None of it mattered, really, not even to True Harmony. However and wherever they had come into existence, all Ekhat agreed on their destiny. The division was simply over the means to that end. The universe would eventually be Ekhat. Not “controlled” by Ekhat—they were not imperialists in the sense that humans or even Jao would understand the term—but would literally be Ekhat. The subject and object of reality no longer distinguishable in a new synthesis.

The Ekhat understood that the eschatology was unfortunate from the viewpoint of augment species.

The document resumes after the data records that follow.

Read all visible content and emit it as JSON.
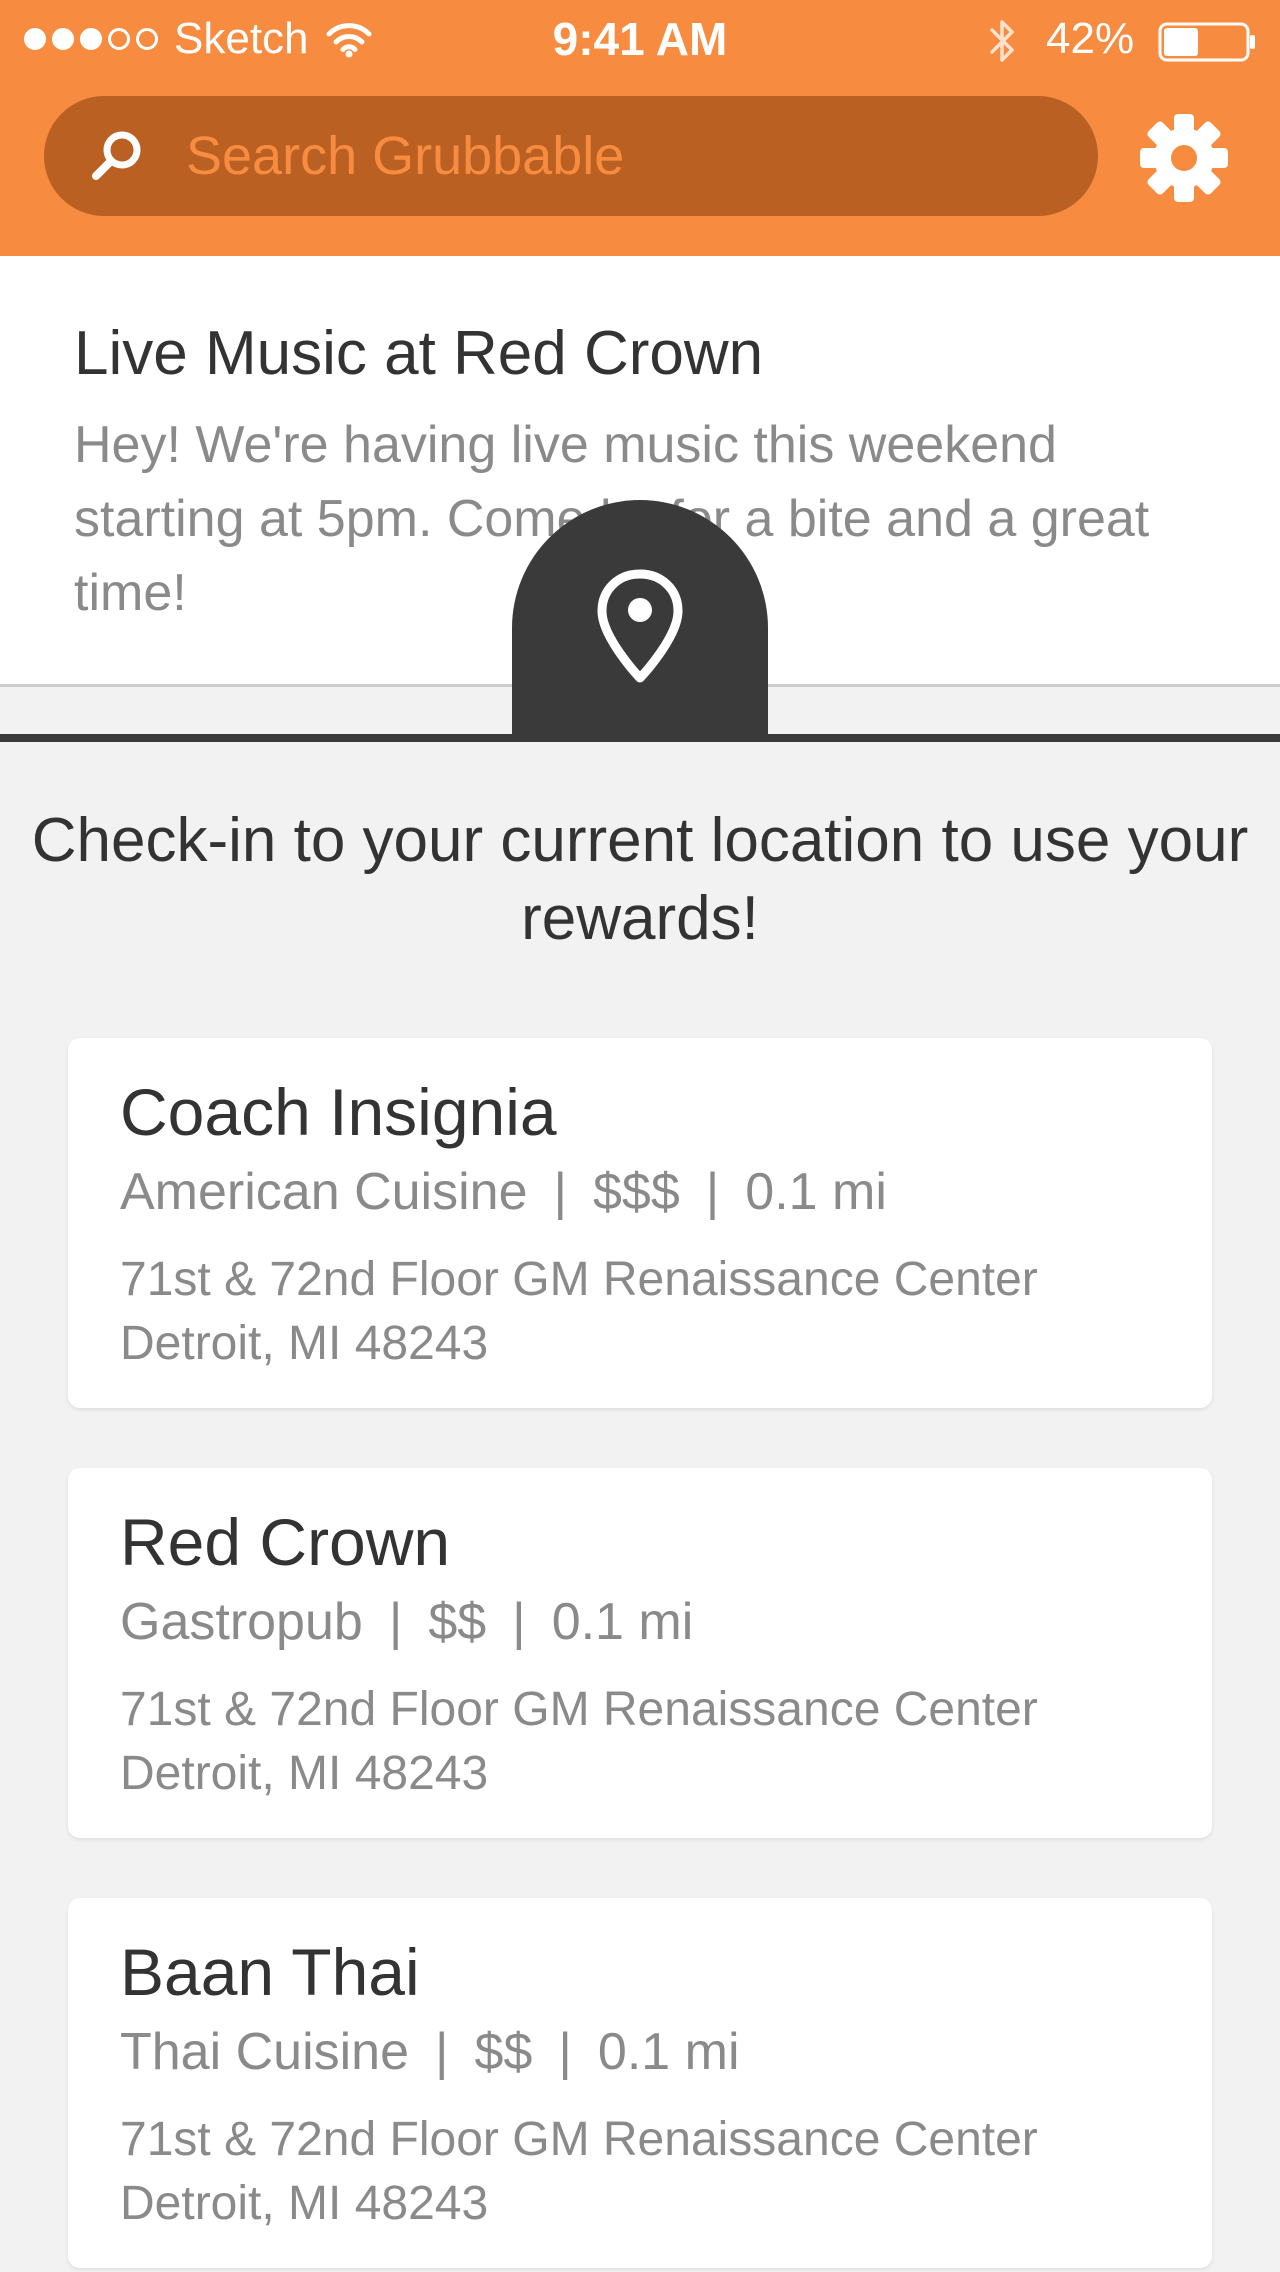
{
  "colors": {
    "header_orange": "#f78c40",
    "search_bar_dark_orange": "#ba6022",
    "dark_gray": "#3a3a3a",
    "text_dark": "#333333",
    "text_gray": "#8a8a8a",
    "background": "#f2f2f2"
  },
  "status_bar": {
    "carrier": "Sketch",
    "time": "9:41 AM",
    "battery_percent": "42%",
    "battery_level": 0.42,
    "signal_bars_filled": 3,
    "signal_bars_total": 5,
    "icons": [
      "wifi-icon",
      "bluetooth-icon",
      "battery-icon"
    ]
  },
  "header": {
    "search_placeholder": "Search Grubbable",
    "icons": [
      "search-icon",
      "gear-icon"
    ]
  },
  "announcement": {
    "title": "Live Music at Red Crown",
    "body": "Hey! We're having live music this weekend starting at 5pm. Come by for a bite and a great time!",
    "icon": "location-pin-icon"
  },
  "checkin_prompt": "Check-in to your current location to use your rewards!",
  "restaurants": [
    {
      "name": "Coach Insignia",
      "cuisine": "American Cuisine",
      "price": "$$$",
      "distance": "0.1 mi",
      "address_line1": "71st & 72nd Floor GM Renaissance Center",
      "address_line2": "Detroit, MI 48243"
    },
    {
      "name": "Red Crown",
      "cuisine": "Gastropub",
      "price": "$$",
      "distance": "0.1 mi",
      "address_line1": "71st & 72nd Floor GM Renaissance Center",
      "address_line2": "Detroit, MI 48243"
    },
    {
      "name": "Baan Thai",
      "cuisine": "Thai Cuisine",
      "price": "$$",
      "distance": "0.1 mi",
      "address_line1": "71st & 72nd Floor GM Renaissance Center",
      "address_line2": "Detroit, MI 48243"
    }
  ],
  "meta_separator": "|"
}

But they cared not at all, any more than Beethoven cared that the paper upon which he penned his music was the remains of a tree’s carcass, or that the fuel that lit his endeavors was made possible by the death of animals. What did that count, against the Ninth Symphony or the Hammerklavier?

Nothing. All was subordinate to the music with which the Ekhat were creating a true universe. Rather, the music which was the true universe.

* * *

Rendered very approximately, those were the stray thoughts of the Point as it entered the choreochamber. Seeing the Counterpoint entering from the opposite gate, it set the idle thoughts aside. The view on the huge screen dominating the far wall of the chamber made clear that emergence was near. Time to begin the dance. Concentration and care was needed, lest the sacredness of the moment and the greater moments to follow be marred and rendered ugly.

Point begins, always, so the Point spoke the first words. They would have startled a human, had any been present; and misled them into assuming a concordance of mind.

Let there be light!

As if on cue, the screen brightened. The solar photosphere was emerging through the frame point. A sunspot swam into view, and the Counterpoint’s voice rang through the chamber.